Dunstan is also no stranger to horror comedies, having recently helmed Unhuman, and details how #AMFAD will first lean into humor before pulling the rug out from under audiences.

He teases, “We want to introduce these characters at their most brash, their most loud; their false personas, if you will, the personas through the phone, the three by four window to their entire lives. In doing so, how are they entertainers to the populace of strangers watching them? It’s outrage humor like, ‘ooh, avarice, everything to come to the fore. Then to bring that a little bit into the second act, when things are getting a little more creepy. Well, the humor then becomes the stakes of how they innocently wander in by the time we have to get bloody and nasty. Then, the shock value, I think, replaces some of the jokes because you should surely be jumping and laughing at the same time. Then we’ve hit our stride.”

The filmmaker also knows that #AMFAD isn’t the first horror movie set in and around an Airbnb, or influencers, for that matter. 

“Well, the nice thing about this is I wanted to lean into some things we’ve heard of before in this, Dunstan says. “There has been Airbnb thrillers. This is a movie that takes place knowing there’s a movie called Bodies, Bodies, Bodies. This is a movie that takes place knowing there’s a movie called Seven. These people have been exposed to all that pop culture, and this is that little pocket that’s reacting to it, almost as if, like, ‘Wait, is this? Uh, is this someone trying to get attention for stuff that we already kind of know?’ Once we begin to card flip the twist, you see how that plays off.
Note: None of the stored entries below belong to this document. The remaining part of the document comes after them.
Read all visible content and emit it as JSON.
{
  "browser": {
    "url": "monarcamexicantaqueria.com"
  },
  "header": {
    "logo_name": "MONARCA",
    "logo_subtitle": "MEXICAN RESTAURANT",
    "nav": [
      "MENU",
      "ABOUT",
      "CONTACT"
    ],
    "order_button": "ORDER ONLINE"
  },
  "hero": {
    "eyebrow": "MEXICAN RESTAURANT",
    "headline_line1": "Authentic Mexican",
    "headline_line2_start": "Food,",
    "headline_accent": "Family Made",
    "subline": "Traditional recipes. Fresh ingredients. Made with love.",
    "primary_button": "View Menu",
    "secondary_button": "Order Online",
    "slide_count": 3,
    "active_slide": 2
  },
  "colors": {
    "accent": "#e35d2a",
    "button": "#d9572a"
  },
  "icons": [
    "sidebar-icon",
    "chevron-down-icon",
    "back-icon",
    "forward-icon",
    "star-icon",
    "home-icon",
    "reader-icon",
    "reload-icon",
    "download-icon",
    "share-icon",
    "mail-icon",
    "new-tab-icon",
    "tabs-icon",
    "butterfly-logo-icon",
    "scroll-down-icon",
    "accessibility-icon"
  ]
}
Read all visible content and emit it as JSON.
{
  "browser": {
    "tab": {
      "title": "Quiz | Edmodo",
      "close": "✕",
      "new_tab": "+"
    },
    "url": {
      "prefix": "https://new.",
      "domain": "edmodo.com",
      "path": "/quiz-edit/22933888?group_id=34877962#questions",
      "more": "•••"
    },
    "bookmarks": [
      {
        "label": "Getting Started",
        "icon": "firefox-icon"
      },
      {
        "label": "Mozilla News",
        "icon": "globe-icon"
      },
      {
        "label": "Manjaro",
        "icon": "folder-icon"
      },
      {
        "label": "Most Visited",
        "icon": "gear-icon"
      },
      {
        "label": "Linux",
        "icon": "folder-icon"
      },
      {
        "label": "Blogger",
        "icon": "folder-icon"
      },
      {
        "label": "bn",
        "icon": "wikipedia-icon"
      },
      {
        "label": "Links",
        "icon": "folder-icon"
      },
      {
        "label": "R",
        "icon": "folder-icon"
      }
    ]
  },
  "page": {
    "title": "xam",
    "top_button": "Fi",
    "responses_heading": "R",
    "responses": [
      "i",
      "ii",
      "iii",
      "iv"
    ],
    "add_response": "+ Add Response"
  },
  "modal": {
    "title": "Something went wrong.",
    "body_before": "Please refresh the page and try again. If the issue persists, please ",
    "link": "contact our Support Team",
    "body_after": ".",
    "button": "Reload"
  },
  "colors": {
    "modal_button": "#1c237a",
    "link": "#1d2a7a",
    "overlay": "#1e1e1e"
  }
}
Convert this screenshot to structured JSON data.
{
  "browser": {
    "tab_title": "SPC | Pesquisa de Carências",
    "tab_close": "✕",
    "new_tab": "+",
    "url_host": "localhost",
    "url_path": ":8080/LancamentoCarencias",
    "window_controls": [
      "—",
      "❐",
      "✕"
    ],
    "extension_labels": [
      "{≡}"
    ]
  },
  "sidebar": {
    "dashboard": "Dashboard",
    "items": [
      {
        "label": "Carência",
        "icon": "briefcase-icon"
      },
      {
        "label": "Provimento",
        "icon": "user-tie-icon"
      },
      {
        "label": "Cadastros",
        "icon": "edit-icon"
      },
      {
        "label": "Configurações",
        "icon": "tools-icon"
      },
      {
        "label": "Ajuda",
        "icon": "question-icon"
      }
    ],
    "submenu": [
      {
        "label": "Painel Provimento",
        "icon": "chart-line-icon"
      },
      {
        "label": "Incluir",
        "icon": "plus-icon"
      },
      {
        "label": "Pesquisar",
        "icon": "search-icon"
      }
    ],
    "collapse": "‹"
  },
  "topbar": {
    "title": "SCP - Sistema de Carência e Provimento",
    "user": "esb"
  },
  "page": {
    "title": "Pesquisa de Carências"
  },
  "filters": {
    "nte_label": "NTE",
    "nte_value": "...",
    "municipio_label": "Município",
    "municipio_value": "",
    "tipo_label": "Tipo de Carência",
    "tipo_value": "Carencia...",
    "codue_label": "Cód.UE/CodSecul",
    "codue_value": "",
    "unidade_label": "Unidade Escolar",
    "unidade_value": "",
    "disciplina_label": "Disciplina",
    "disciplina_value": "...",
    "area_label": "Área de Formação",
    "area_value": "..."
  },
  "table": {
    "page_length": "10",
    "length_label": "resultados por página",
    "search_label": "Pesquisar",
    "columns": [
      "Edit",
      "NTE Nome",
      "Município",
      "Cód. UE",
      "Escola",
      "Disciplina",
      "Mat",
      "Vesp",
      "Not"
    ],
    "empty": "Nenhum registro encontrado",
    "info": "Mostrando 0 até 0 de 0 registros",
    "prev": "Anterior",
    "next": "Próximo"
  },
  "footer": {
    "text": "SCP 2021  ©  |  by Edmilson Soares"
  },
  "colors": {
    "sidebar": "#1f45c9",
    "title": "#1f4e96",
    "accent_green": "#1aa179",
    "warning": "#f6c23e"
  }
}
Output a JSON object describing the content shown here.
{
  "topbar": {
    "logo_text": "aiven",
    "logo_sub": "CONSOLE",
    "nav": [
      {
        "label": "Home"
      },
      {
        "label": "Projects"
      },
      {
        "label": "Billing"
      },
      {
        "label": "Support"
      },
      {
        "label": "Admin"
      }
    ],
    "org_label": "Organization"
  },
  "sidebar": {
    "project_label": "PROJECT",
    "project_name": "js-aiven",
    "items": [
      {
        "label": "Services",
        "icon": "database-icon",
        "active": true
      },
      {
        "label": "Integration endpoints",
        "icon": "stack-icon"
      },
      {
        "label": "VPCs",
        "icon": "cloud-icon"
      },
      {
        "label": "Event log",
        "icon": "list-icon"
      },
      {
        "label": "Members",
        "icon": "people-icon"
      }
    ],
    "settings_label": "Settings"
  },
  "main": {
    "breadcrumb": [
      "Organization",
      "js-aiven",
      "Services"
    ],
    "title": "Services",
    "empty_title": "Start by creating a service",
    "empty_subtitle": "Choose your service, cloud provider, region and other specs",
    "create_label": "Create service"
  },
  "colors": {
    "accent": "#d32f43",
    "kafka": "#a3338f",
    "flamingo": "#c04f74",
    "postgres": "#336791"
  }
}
It’s also worth noting that the killer themes their kills around the seven deadly sins, and that played a crucial role in the film’s visual language.

“Oh, in terms of the visuals, it was instantly collaborating with our production designer Trevor Johnston to come up with the benchmarks, Dunstan explains. “We wanted to build up and around the biblical interpretations of the deadly sin, going into the psychology of them and how some of each sin has been assigned a color spectrum throughout time. Some are kind of flip-flopped here and there. So then simply saying, ‘Okay, if this character is courting towards this particular sin, what is the color pattern of that sin? In doing so, there’ll be a flourish in the clothing and the act and whatnot. By the time you get to a potential demise or threat level, well, what if the lighting was also accompanying that? So it begins as a hint and graduates into a fever dream. You can turn the sound off and see the colors are also telling the story, and the set is also telling the story as something innocent, tiny, and offered through social media or whatnot, come back and it charges in as a reality and then all-encompassing, kind of like real punch of color, sound, and violence.

But how bloody will #AMFAD get, you might be wondering?

Pettyjohn laughs, “There are so many dead bodies behind this camera. But oh my god, it is so much fun. You know, obviously, the piece is really dark, and there’s lots of murder and blood and guts and stuff. But making a horror film is, in a weird way, incredibly joyful. We have such talented people that are doing just absolutely incredible work. It was so funny. I was having this conversation with the makeup artist, and she pulled out a chest full of different kinds of blood. Like, okay, where are we going to do it? Here, here, this, this consistency is perfect for this and all of that. And it’s an absolute joy, honestly, to play with so much blood and guts and special effects.”